Two hours later, after rummaging through the cabinets to see if I had enough Cipro to get me through the holiday weekend, and luckily I do, barely – I decided that I might indeed have a bladder infection, but that most likely I have a flu. The reason – I started feeling nauseous, and gassy, and began to worry about vomiting and diarrhea.

So, Jim slept in the guest bedroom, and I laid there alone with an extra T-shirt handy in case of sweaty chills, and a large bowl in case of vomiting, and I snoozed without really sleeping till about 6 AM, when I finally allowed myself to sleep because I thought it unlikely I’d have to run to the toilet. My stomach had settled.

24 hours later, I’m doing better now.
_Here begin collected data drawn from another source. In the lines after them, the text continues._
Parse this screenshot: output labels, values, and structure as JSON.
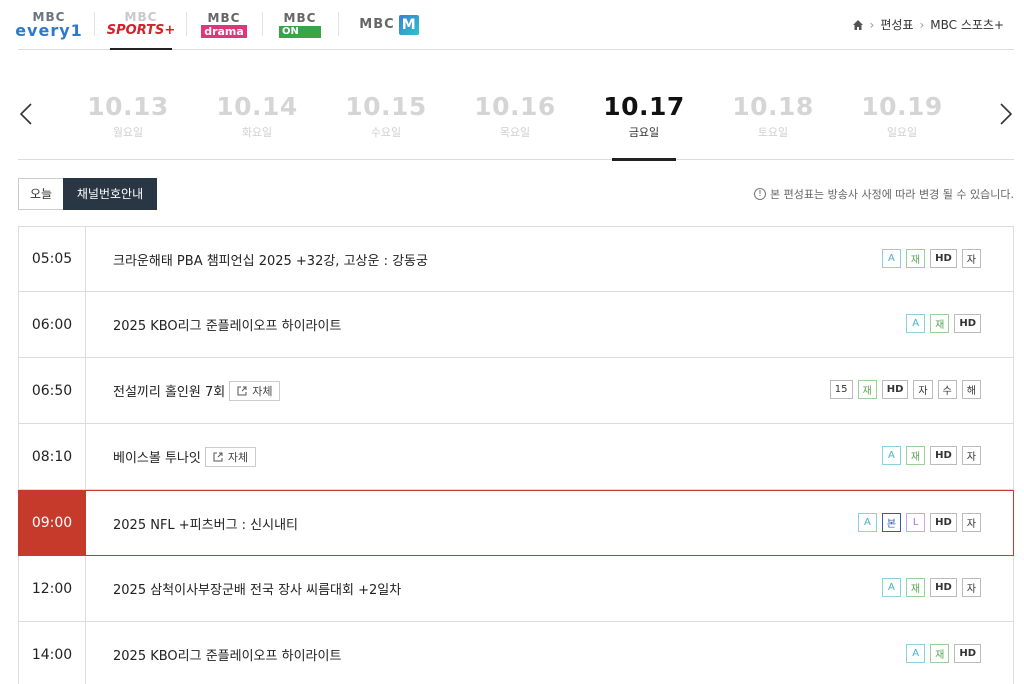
{
  "channels": [
    {
      "id": "every1",
      "line1": "MBC",
      "line2": "every1"
    },
    {
      "id": "sports",
      "line1": "MBC",
      "line2": "SPORTS+"
    },
    {
      "id": "drama",
      "line1": "MBC",
      "line2": "drama"
    },
    {
      "id": "on",
      "line1": "MBC",
      "line2": "ON"
    },
    {
      "id": "m",
      "line1": "MBC",
      "line2": "M"
    }
  ],
  "breadcrumb": {
    "item1": "편성표",
    "item2": "MBC 스포츠+"
  },
  "dates": [
    {
      "date": "10.13",
      "weekday": "월요일"
    },
    {
      "date": "10.14",
      "weekday": "화요일"
    },
    {
      "date": "10.15",
      "weekday": "수요일"
    },
    {
      "date": "10.16",
      "weekday": "목요일"
    },
    {
      "date": "10.17",
      "weekday": "금요일"
    },
    {
      "date": "10.18",
      "weekday": "토요일"
    },
    {
      "date": "10.19",
      "weekday": "일요일"
    }
  ],
  "controls": {
    "today": "오늘",
    "channel_guide": "채널번호안내"
  },
  "notice": "본 편성표는 방송사 사정에 따라 변경 될 수 있습니다.",
  "self_label": "자체",
  "schedule": [
    {
      "time": "05:05",
      "title": "크라운해태 PBA 챔피언십 2025 +32강, 고상운 : 강동궁",
      "badges": [
        "A",
        "재",
        "HD",
        "자"
      ]
    },
    {
      "time": "06:00",
      "title": "2025 KBO리그 준플레이오프 하이라이트",
      "badges": [
        "A",
        "재",
        "HD"
      ]
    },
    {
      "time": "06:50",
      "title": "전설끼리 홀인원 7회",
      "badges": [
        "15",
        "재",
        "HD",
        "자",
        "수",
        "해"
      ]
    },
    {
      "time": "08:10",
      "title": "베이스볼 투나잇",
      "badges": [
        "A",
        "재",
        "HD",
        "자"
      ]
    },
    {
      "time": "09:00",
      "title": "2025 NFL +피츠버그 : 신시내티",
      "badges": [
        "A",
        "본",
        "L",
        "HD",
        "자"
      ]
    },
    {
      "time": "12:00",
      "title": "2025 삼척이사부장군배 전국 장사 씨름대회 +2일차",
      "badges": [
        "A",
        "재",
        "HD",
        "자"
      ]
    },
    {
      "time": "14:00",
      "title": "2025 KBO리그 준플레이오프 하이라이트",
      "badges": [
        "A",
        "재",
        "HD"
      ]
    }
  ]
}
My fever was lower in the morning, and is gone now. My stomach is still gassy, but I’m even a little hungry, so I think I’m ok. I had bread and a banana earlier, and so I’m going to try some soup for dinner. I’m lightheaded, possibly just from lying down all day. Still have a mild headache. Less achey. I’ll continue taking the Cipro to be on the safe side, no harm in it. Actually, the word to describe how I feel best is “exhausted”.

Is this how it is with other people? Is it hard for anyone when they get sick, to tell what’s going on? It seems to me that others don’t have this hard a time usually, but not always. Jim recently had a fever and felt ill, and our conclusion the next day was that it was probably allergies. I’m willing to accept that everyone has some difficulty, even with routine ordinary illnesses. I’m grateful (knock on wood) that so far I haven’t had even stranger or long lasting symptoms that end up with a more serious diagnosis. There are so many other things that could make it even harder to sort out what’s going on – MS, rheumatoid arthritis, cancer….

I would even say I’m lucky that all my theories are easy-to-fix things, which makes my concerns feel petty. All the same, I do wish it were easier for me to sort out my body sensations to know what’s up. An able bodied person wouldn’t have this difficulty with differentiating between a flu and a bladder infection. It would hurt to urinate with any type of bladder problem. So, I do think it’s a bit harder for me.

What a bummer to be sick too. I had gotten all the normal chores out of the way, so that we’d have a clear weekend! Well, perhaps by Monday I’ll be able to get out. And it could have been worse. I might have gotten sick next weekend, our wedding anniversary.